A virada do novo milênio marcou o declínio do “The Johnny Canales Show”: Com a ascensão da internet, a necessidade de um programa semanal de variedades para introduzir o público às bandas mais novas diminuiu. Em 2005, o Telemundo cancelou o programa. Canales desapareceu dos holofotes por causa das preocupações com a saúde, passando por cinco cirurgias de bypass nos anos seguintes.

“Acho que o mundo mudou de muitas maneiras, e ele representou um tempo e um lugar particular na música”, disse Martinez. “Nós tendemos a pensar sempre nele como sendo daquele tempo e lugar”

Em 2013, Canales reiniciou seu show, acrescentou um co-apresentador – sua esposa – e redenominou-o “El Nuevo Show de Johnny y Nora Canales”. O programa durou alguns anos, embora a uma escala muito menor. Canales não estava mais gravando em um auditório, mas gravando seus shows no fundo de uma loja de instrumentos musicais em McAllen, Texas.

Apesar de seu perfil diminuído, Canales ainda tinha a capacidade de desenhar grandes atos. Em 2017, seu show reuniu Ramon Ayala, el rey del acordeón, com sua antiga cantora, Eliseo Robles. No mundo da música norteño, isto foi como juntar de novo os Beatles.

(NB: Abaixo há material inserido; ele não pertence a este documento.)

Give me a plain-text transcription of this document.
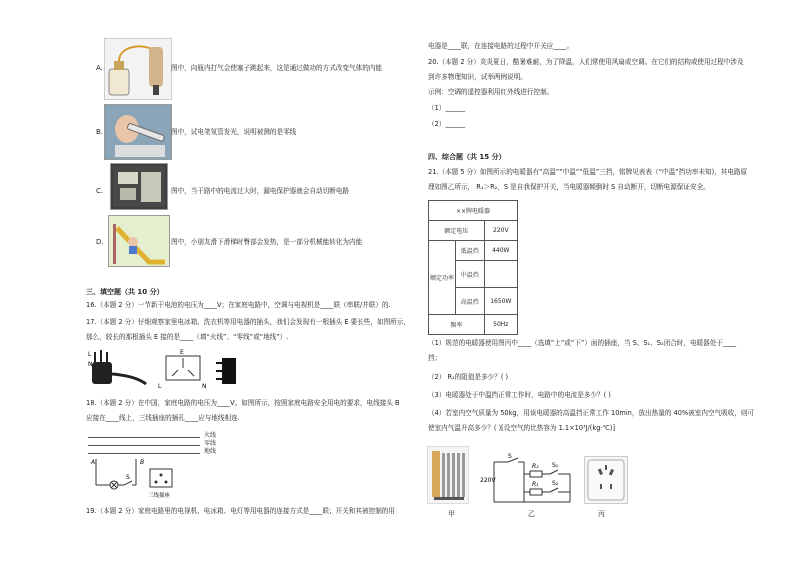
A.	图中，向瓶内打气会使塞子跳起来，这是通过做功的方式改变气体的内能
B.	图中，试电笔氖管发光，说明被测的是零线
C.	图中，当干路中的电流过大时，漏电保护器就会自动切断电路
D.	图中，小朋友滑下滑梯时臀部会发热，是一部分机械能转化为内能
三、填空题（共 10 分）
16.（本题 2 分）一节新干电池的电压为____V；在家庭电路中，空调与电视机是____联（串联/并联）的.
17.（本题 2 分）仔细观察家里电冰箱、洗衣机等用电器的插头，我们会发现有一根插头 E 要长些，如图所示，
那么，较长的那根插头 E 接的是____（填“火线”、“零线”或“地线”）.
L
N
E
L	N
18.（本题 2 分）在中国，家庭电路的电压为____V。如图所示，按照家庭电路安全用电的要求，电线接头 B
应接在____线上，三线插座的插孔____应与地线相连.
火线
零线
地线
A	B
S
三线插座
19.（本题 2 分）家庭电路里的电视机、电冰箱、电灯等用电器的连接方式是____联；开关和其被控制的用
电器是____联，在连接电路的过程中开关应____。
20.（本题 2 分）炎炎夏日，酷暑难耐，为了降温，人们常使用风扇或空调。在它们的结构或使用过程中涉及
到许多物理知识，试举两例说明。
示例：空调的遥控器利用红外线进行控制。
（1）______
（2）______
四、综合题（共 15 分）
21.（本题 5 分）如图所示的电暖器有“高温”“中温”“低温”三挡，铭牌见表表（“中温”挡功率未知)，其电路原
理如图乙所示， R₁＞R₂，S 是自我保护开关，当电暖器倾倒时 S 自动断开，切断电源保证安全。
××牌电暖器		
额定电压		220V
额定功率	低温挡	440W
	中温挡	
	高温挡	1650W
频率		50Hz
（1）规范的电暖器使用图丙中____（选填“上”或“下”）面的插座，当 S、S₁、S₂闭合时，电暖器处于____
挡；
（2） R₁的阻值是多少？( )
（3）电暖器处于中温挡正常工作时，电路中的电流是多少？( )
（4）若室内空气质量为 50kg，用该电暖器的高温挡正常工作 10min，放出热量的 40%被室内空气吸收，则可
使室内气温升高多少？( )[设空气的比热容为 1.1×10³J/(kg·℃)]
S
220V
R₂
R₁
S₁
S₂
甲	乙	丙
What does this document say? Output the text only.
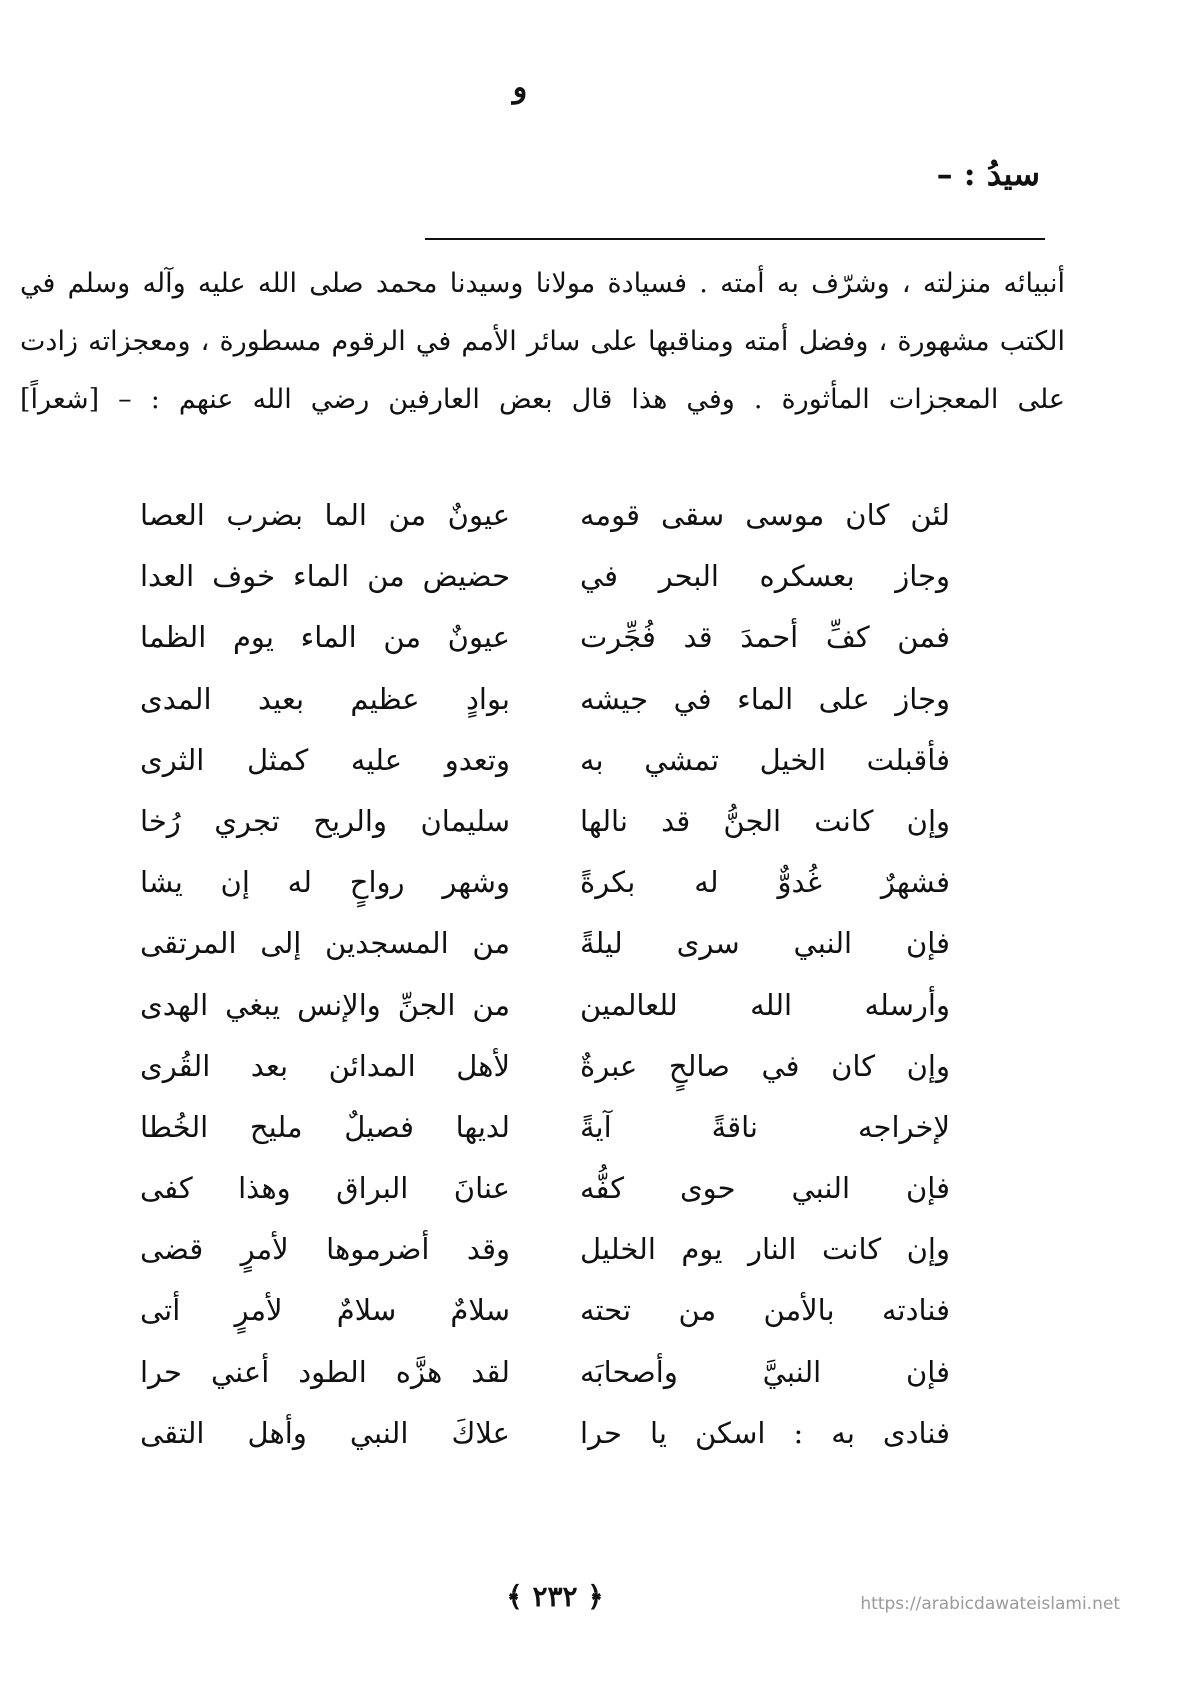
و
سيدُ : –
أنبيائه منزلته ، وشرّف به أمته . فسيادة مولانا وسيدنا محمد صلى الله عليه وآله وسلم في
الكتب مشهورة ، وفضل أمته ومناقبها على سائر الأمم في الرقوم مسطورة ، ومعجزاته زادت
على المعجزات المأثورة . وفي هذا قال بعض العارفين رضي الله عنهم : – [شعراً]
لئن كان موسى سقى قومه
عيونٌ من الما بضرب العصا
وجاز بعسكره البحر في
حضيض من الماء خوف العدا
فمن كفِّ أحمدَ قد فُجِّرت
عيونٌ من الماء يوم الظما
وجاز على الماء في جيشه
بوادٍ عظيم بعيد المدى
فأقبلت الخيل تمشي به
وتعدو عليه كمثل الثرى
وإن كانت الجنُّ قد نالها
سليمان والريح تجري رُخا
فشهرٌ غُدوٌّ له بكرةً
وشهر رواحٍ له إن يشا
فإن النبي سرى ليلةً
من المسجدين إلى المرتقى
وأرسله الله للعالمين
من الجنِّ والإنس يبغي الهدى
وإن كان في صالحٍ عبرةٌ
لأهل المدائن بعد القُرى
لإخراجه ناقةً آيةً
لديها فصيلٌ مليح الخُطا
فإن النبي حوى كفُّه
عنانَ البراق وهذا كفى
وإن كانت النار يوم الخليل
وقد أضرموها لأمرٍ قضى
فنادته بالأمن من تحته
سلامٌ سلامٌ لأمرٍ أتى
فإن النبيَّ وأصحابَه
لقد هزَّه الطود أعني حرا
فنادى به : اسكن يا حرا
علاكَ النبي وأهل التقى
﴿ ٢٣٢ ﴾	https://arabicdawateislami.net
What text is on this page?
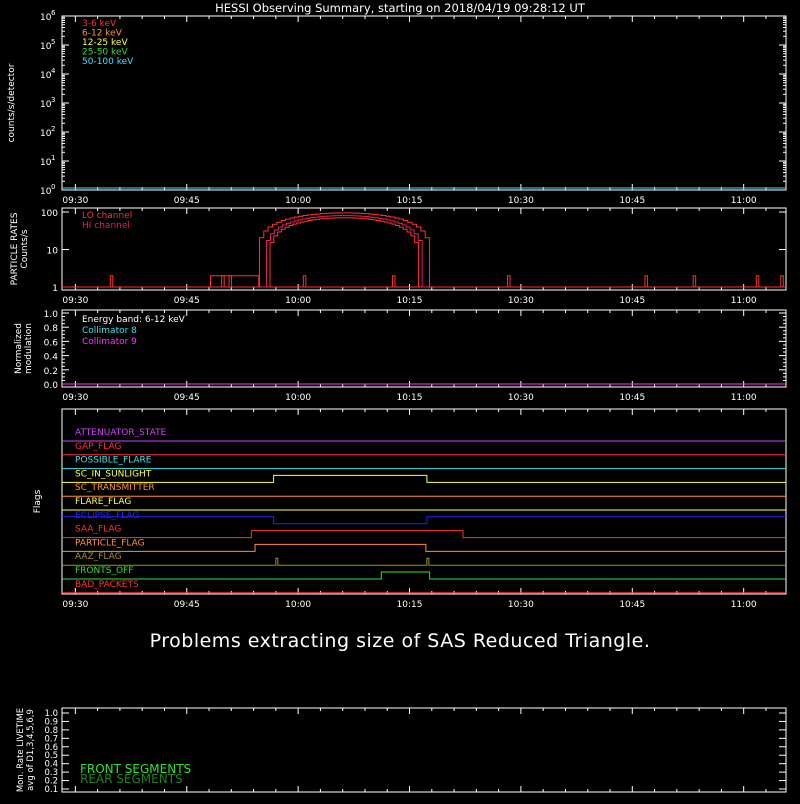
HESSI Observing Summary, starting on 2018/04/19 09:28:12 UT
09:30	09:45	10:00	10:15	10:30	10:45	11:00
10 6
10 5
10 4
10 3
10 2
10 1
10 0
counts/s/detector
3-6 keV
6-12 keV
12-25 keV
25-50 keV
50-100 keV
09:30	09:45	10:00	10:15	10:30	10:45	11:00
100
10
1
PARTICLE RATES Counts/s
LO channel
HI channel
09:30	09:45	10:00	10:15	10:30	10:45	11:00
1.0
0.8
0.6
0.4
0.2
0.0
Normalized modulation
Energy band: 6-12 keV
Collimator 8
Collimator 9
09:30	09:45	10:00	10:15	10:30	10:45	11:00
Flags
ATTENUATOR_STATE
GAP_FLAG
POSSIBLE_FLARE
SC_IN_SUNLIGHT
SC_TRANSMITTER
FLARE_FLAG
ECLIPSE_FLAG
SAA_FLAG
PARTICLE_FLAG
AAZ_FLAG
FRONTS_OFF
BAD_PACKETS
1.0
0.9
0.8
0.7
0.6
0.5
0.4
0.3
0.2
0.1
Mon. Rate LIVETIME avg of D1,3,4,5,6,9	FRONT SEGMENTS
REAR SEGMENTS
Problems extracting size of SAS Reduced Triangle.
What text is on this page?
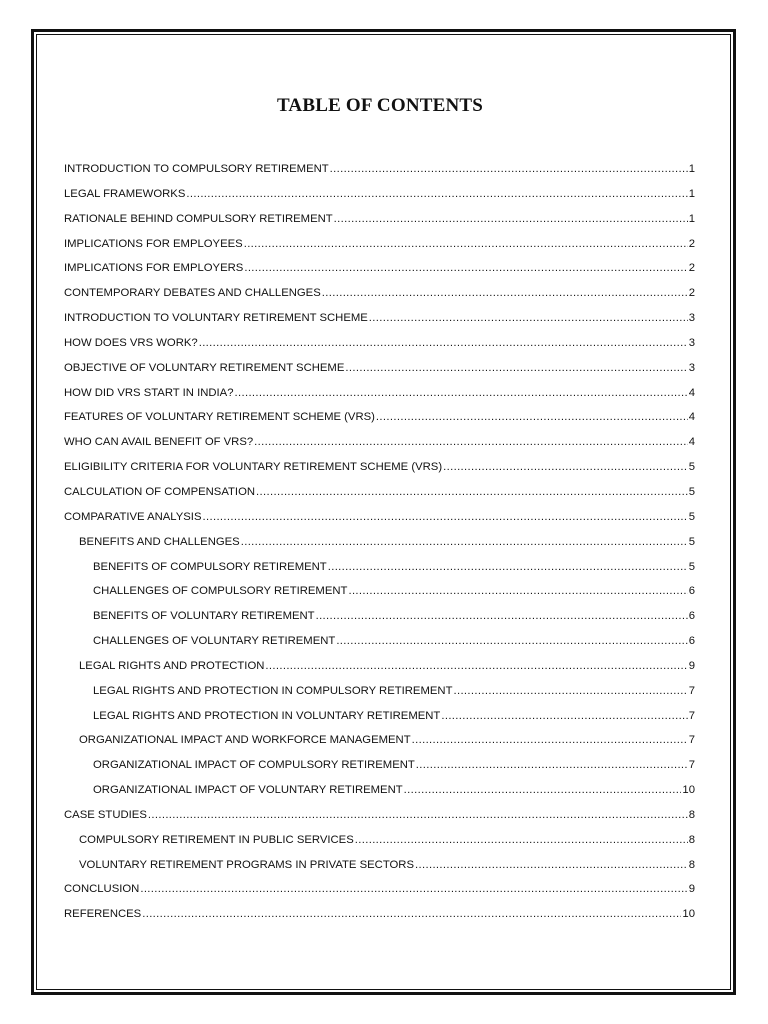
TABLE OF CONTENTS
INTRODUCTION TO COMPULSORY RETIREMENT .....	1
LEGAL FRAMEWORKS .....	1
RATIONALE BEHIND COMPULSORY RETIREMENT .....	1
IMPLICATIONS FOR EMPLOYEES .....	2
IMPLICATIONS FOR EMPLOYERS .....	2
CONTEMPORARY DEBATES AND CHALLENGES .....	2
INTRODUCTION TO VOLUNTARY RETIREMENT SCHEME .....	3
HOW DOES VRS WORK? .....	3
OBJECTIVE OF VOLUNTARY RETIREMENT SCHEME .....	3
HOW DID VRS START IN INDIA? .....	4
FEATURES OF VOLUNTARY RETIREMENT SCHEME (VRS) .....	4
WHO CAN AVAIL BENEFIT OF VRS? .....	4
ELIGIBILITY CRITERIA FOR VOLUNTARY RETIREMENT SCHEME (VRS) .....	5
CALCULATION OF COMPENSATION .....	5
COMPARATIVE ANALYSIS .....	5
BENEFITS AND CHALLENGES .....	5
BENEFITS OF COMPULSORY RETIREMENT .....	5
CHALLENGES OF COMPULSORY RETIREMENT .....	6
BENEFITS OF VOLUNTARY RETIREMENT .....	6
CHALLENGES OF VOLUNTARY RETIREMENT .....	6
LEGAL RIGHTS AND PROTECTION .....	9
LEGAL RIGHTS AND PROTECTION IN COMPULSORY RETIREMENT .....	7
LEGAL RIGHTS AND PROTECTION IN VOLUNTARY RETIREMENT .....	7
ORGANIZATIONAL IMPACT AND WORKFORCE MANAGEMENT .....	7
ORGANIZATIONAL IMPACT OF COMPULSORY RETIREMENT .....	7
ORGANIZATIONAL IMPACT OF VOLUNTARY RETIREMENT .....	10
CASE STUDIES .....	8
COMPULSORY RETIREMENT IN PUBLIC SERVICES .....	8
VOLUNTARY RETIREMENT PROGRAMS IN PRIVATE SECTORS .....	8
CONCLUSION .....	9
REFERENCES .....	10
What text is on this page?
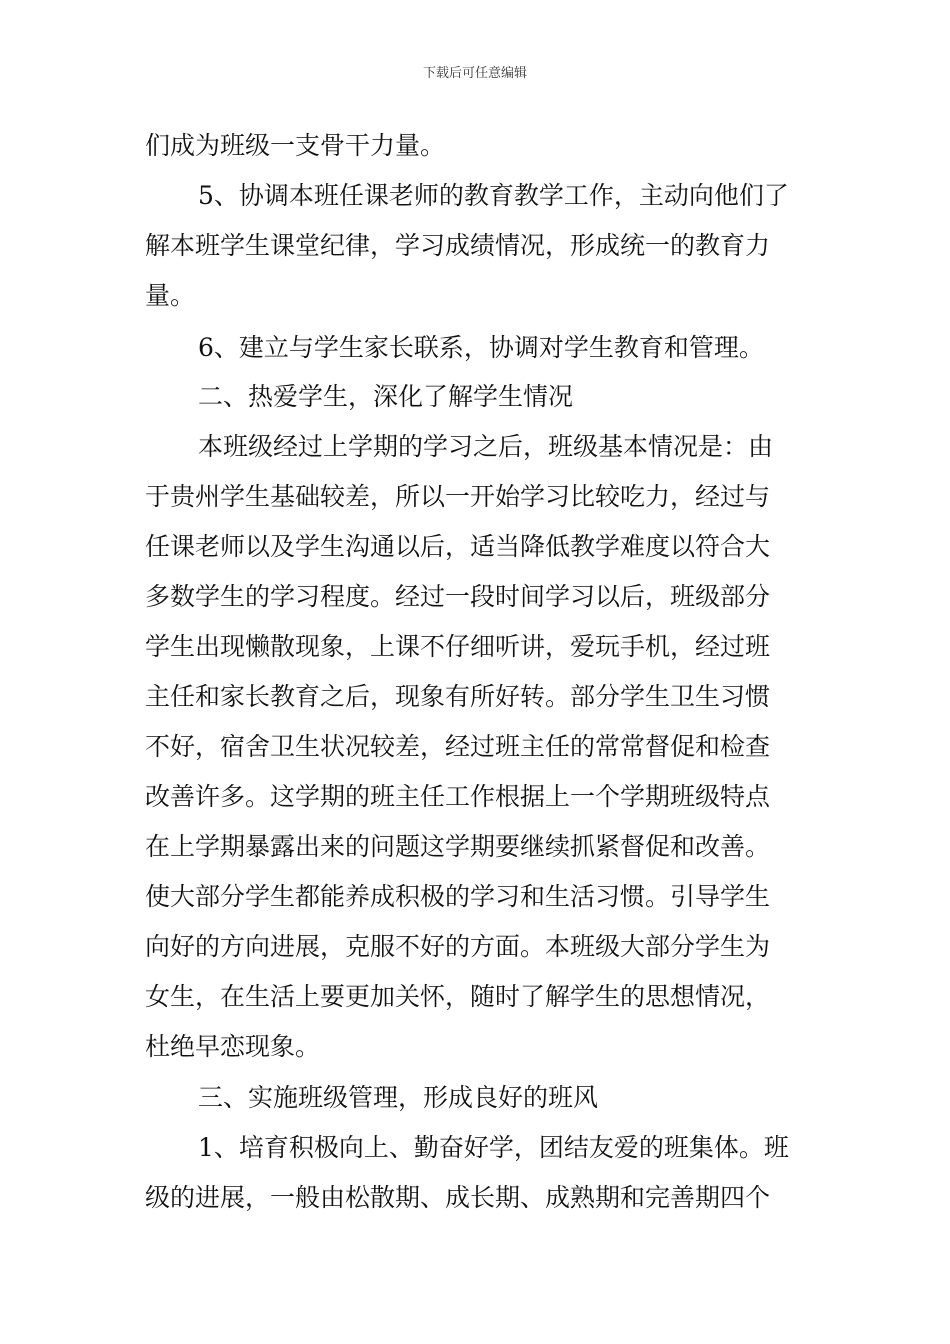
下载后可任意编辑
们成为班级一支骨干力量。
5、协调本班任课老师的教育教学工作，主动向他们了
解本班学生课堂纪律，学习成绩情况，形成统一的教育力
量。
6、建立与学生家长联系，协调对学生教育和管理。
二、热爱学生，深化了解学生情况
本班级经过上学期的学习之后，班级基本情况是：由
于贵州学生基础较差，所以一开始学习比较吃力，经过与
任课老师以及学生沟通以后，适当降低教学难度以符合大
多数学生的学习程度。经过一段时间学习以后，班级部分
学生出现懒散现象，上课不仔细听讲，爱玩手机，经过班
主任和家长教育之后，现象有所好转。部分学生卫生习惯
不好，宿舍卫生状况较差，经过班主任的常常督促和检查
改善许多。这学期的班主任工作根据上一个学期班级特点
在上学期暴露出来的问题这学期要继续抓紧督促和改善。
使大部分学生都能养成积极的学习和生活习惯。引导学生
向好的方向进展，克服不好的方面。本班级大部分学生为
女生，在生活上要更加关怀，随时了解学生的思想情况，
杜绝早恋现象。
三、实施班级管理，形成良好的班风
1、培育积极向上、勤奋好学，团结友爱的班集体。班
级的进展，一般由松散期、成长期、成熟期和完善期四个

Canales nunca se foi realmente, a internet, que contribuiu para o fim do seu show, também mantendo vivo o seu legado. O YouTube está repleto de clips do seu antigo espectáculo. Essa performance de Ayala/Robles acima mencionada está disponível na plataforma, onde acumulou mais de 10 milhões de visualizações desde que foi postada.

Não se surpreenda se esses uploads ganharem ainda mais espectadores por causa de “Selena: The Series”. Enquanto eles viverem em algum lugar, Johnny Canales, e seu programa, ainda o têm.

Esta história apareceu originalmente no Los Angeles Times.